On a sleepless Sunday night in late September 2021, I experienced pops of bone pain, teeth-chattering chills, and chest-constricting lung spasms. A little over a month earlier, I had been hospitalized for pneumonia. Fearing a return case, I phoned my primary care physician’s practice early the next morning. By ten o’clock, I was sitting in an exam room explaining my symptoms to the doctor.
“Any fever?” she asked.
“Low-grade,” I said.
“Headache?”
“Yes.”
“Shortness of breath?”
I could see where she was going with this line of questioning.
“You don’t think I could have COVID, do you?”
“I don’t think so, but we’re going to do a couple of tests and see,” she replied.
In short order, a nurse bustled in and swabbed each nostril twice—once for the rapid test and once for the two-day test. After that, I was dispatched to the lab for bloodwork and sent home to await the results.

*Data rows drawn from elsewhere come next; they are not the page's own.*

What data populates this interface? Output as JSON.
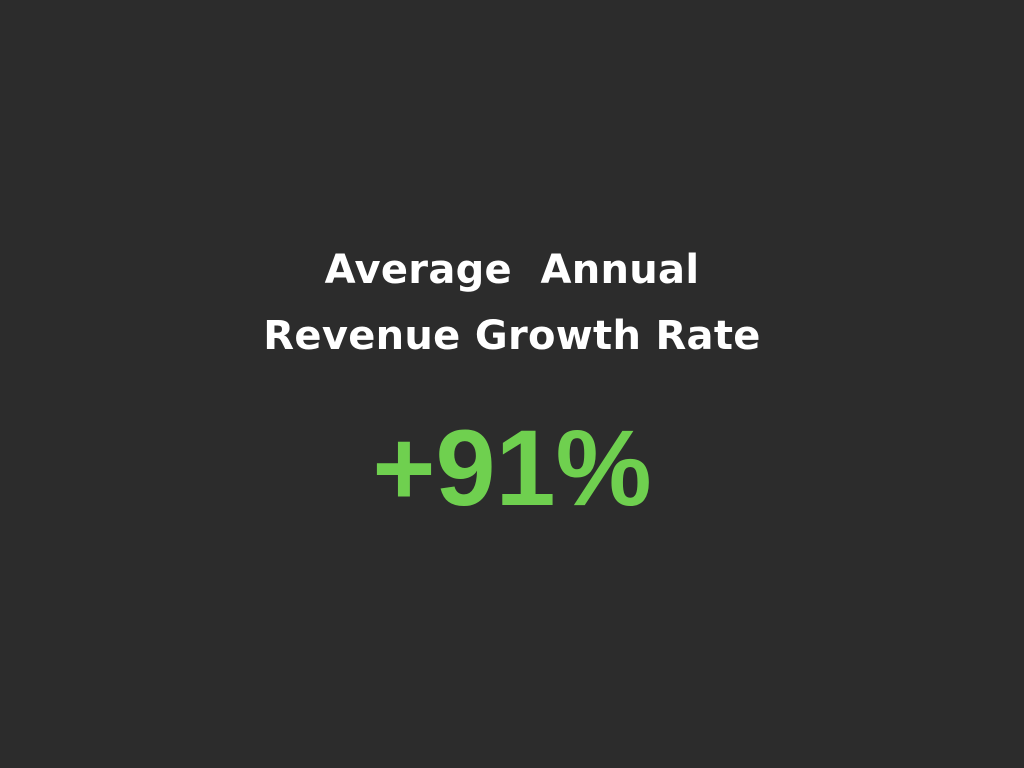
{
  "stat": {
    "title_line1": "Average  Annual",
    "title_line2": "Revenue Growth Rate",
    "value": "+91%",
    "value_color": "#6fd04f",
    "background_color": "#2c2c2c",
    "text_color": "#ffffff"
  }
}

Over the past ten years, I have spent a lot of time waiting for test results. On multiple occasions, I have been told that “suspicious masses” on my mammograms suggested that I might have breast cancer. Though I worried obsessively while waiting for the results of each biopsy, I didn’t cry. Luckily, those “suspicious masses” were not invasive breast cancer. When a “lesion” appeared on a brain MRI, I was told it might not be malignant, which meant there was a possibility that it could be malignant. I doomscrolled “brain cancer,” but I never once allowed myself to cry. Fortunately, the “lesion” turned out to be an “inflammatory process.” I didn’t even cry when I was told that test results confirmed that I had a chronic form of leukemia. Having leukemia has rendered me immunocompromised and is the reason I have received so many diagnostic tests over the years. Not only am I susceptible to infection, I am also at higher-than-average risk for every other form of cancer.

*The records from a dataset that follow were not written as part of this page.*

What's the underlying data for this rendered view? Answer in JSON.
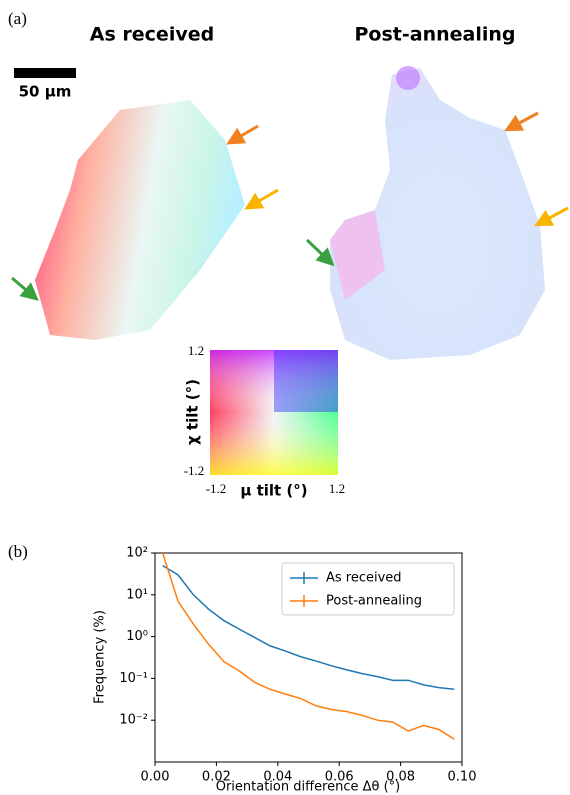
{
  "panel_a": {
    "label": "(a)",
    "title_left": "As received",
    "title_right": "Post-annealing",
    "scale_bar": "50 μm",
    "key": {
      "y_label": "χ tilt (°)",
      "x_label": "μ tilt (°)",
      "y_max": "1.2",
      "y_min": "-1.2",
      "x_min": "-1.2",
      "x_max": "1.2"
    }
  },
  "chart_data": {
    "type": "line",
    "panel_label": "(b)",
    "x_label": "Orientation difference Δθ (°)",
    "y_label": "Frequency (%)",
    "x": [
      0.0025,
      0.0075,
      0.0125,
      0.0175,
      0.0225,
      0.0275,
      0.0325,
      0.0375,
      0.0425,
      0.0475,
      0.0525,
      0.0575,
      0.0625,
      0.0675,
      0.0725,
      0.0775,
      0.0825,
      0.0875,
      0.0925,
      0.0975
    ],
    "series": [
      {
        "name": "As received",
        "color": "#1f77b4",
        "values": [
          50,
          30,
          10,
          4.5,
          2.4,
          1.5,
          0.95,
          0.6,
          0.45,
          0.33,
          0.26,
          0.2,
          0.16,
          0.13,
          0.11,
          0.09,
          0.09,
          0.07,
          0.06,
          0.055
        ]
      },
      {
        "name": "Post-annealing",
        "color": "#ff7f0e",
        "values": [
          100,
          7,
          2,
          0.65,
          0.25,
          0.15,
          0.08,
          0.055,
          0.042,
          0.033,
          0.022,
          0.018,
          0.016,
          0.013,
          0.01,
          0.009,
          0.0055,
          0.0075,
          0.006,
          0.0035
        ]
      }
    ],
    "xlim": [
      0,
      0.1
    ],
    "xticks": [
      {
        "value": 0,
        "label": "0.00"
      },
      {
        "value": 0.02,
        "label": "0.02"
      },
      {
        "value": 0.04,
        "label": "0.04"
      },
      {
        "value": 0.06,
        "label": "0.06"
      },
      {
        "value": 0.08,
        "label": "0.08"
      },
      {
        "value": 0.1,
        "label": "0.10"
      }
    ],
    "ylim": [
      0.001,
      100
    ],
    "yscale": "log",
    "yticks": [
      {
        "value": 0.01,
        "label": "10⁻²"
      },
      {
        "value": 0.1,
        "label": "10⁻¹"
      },
      {
        "value": 1,
        "label": "10⁰"
      },
      {
        "value": 10,
        "label": "10¹"
      },
      {
        "value": 100,
        "label": "10²"
      }
    ],
    "legend": "upper right"
  }
}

In the past, I have had to wait days, sometimes weeks, for various test results. This time, I didn’t have to wait long at all. I had been home for only a few minutes when the phone rang.
Apprehension seeping through her voice, the doctor said, “You tested positive for COVID.”
Because I am immunocompromised, my doctor prescribed REGEN-COV, an investigational treatment for mild to moderate symptoms of COVID-19 in patients who are at elevated risk for serious disease. The medication, a combination of two monoclonal antibodies (casirivimab and imdevimab) that block the virus from entering the body’s cells, is typically delivered as a single intravenous infusion. In order to be effective, REGEN-COV must be given within ten days of experiencing COVID-19 symptoms. I was told to get the infusion ASAP. As I listened to the doctor’s instructions for making the appointment to receive REGEN-COV, my mind whirred with worry and anger. How long had I had COVID-19? How and where did I get it? I had received the first two Pfizer jabs in mid-March and early April and had recently received a booster. I lived in an area with a high vaccination/low infection rate. And, I had severely limited my contact with other people.
Appointment to receive the infusion made for the next morning at seven thirty and isolated in an upstairs room, I went over all the places I had been (never without a mask) in the past two weeks. I had been to my daughter’s play—but that was outside and she had arranged for my husband and me to sit far away from the crowd. I had been to a garden center. That, too, was outside and I had dutifully worn my mask and kept my distance from other people. And, I had been in a doctor’s office where I, along with everyone else, wore a mask. That was it. My daughter and husband both tested negative, so I had to have gotten COVID-19 from someone (who was more than likely unvaccinated) in one of those three places.
Thinking of how careful my family and I had been since the pandemic’s outset, I began to cry. As I accepted the reality that I had a breakthrough case of COVID-19, I wasn’t sure the tears, once they began to flow, were ever going to stop.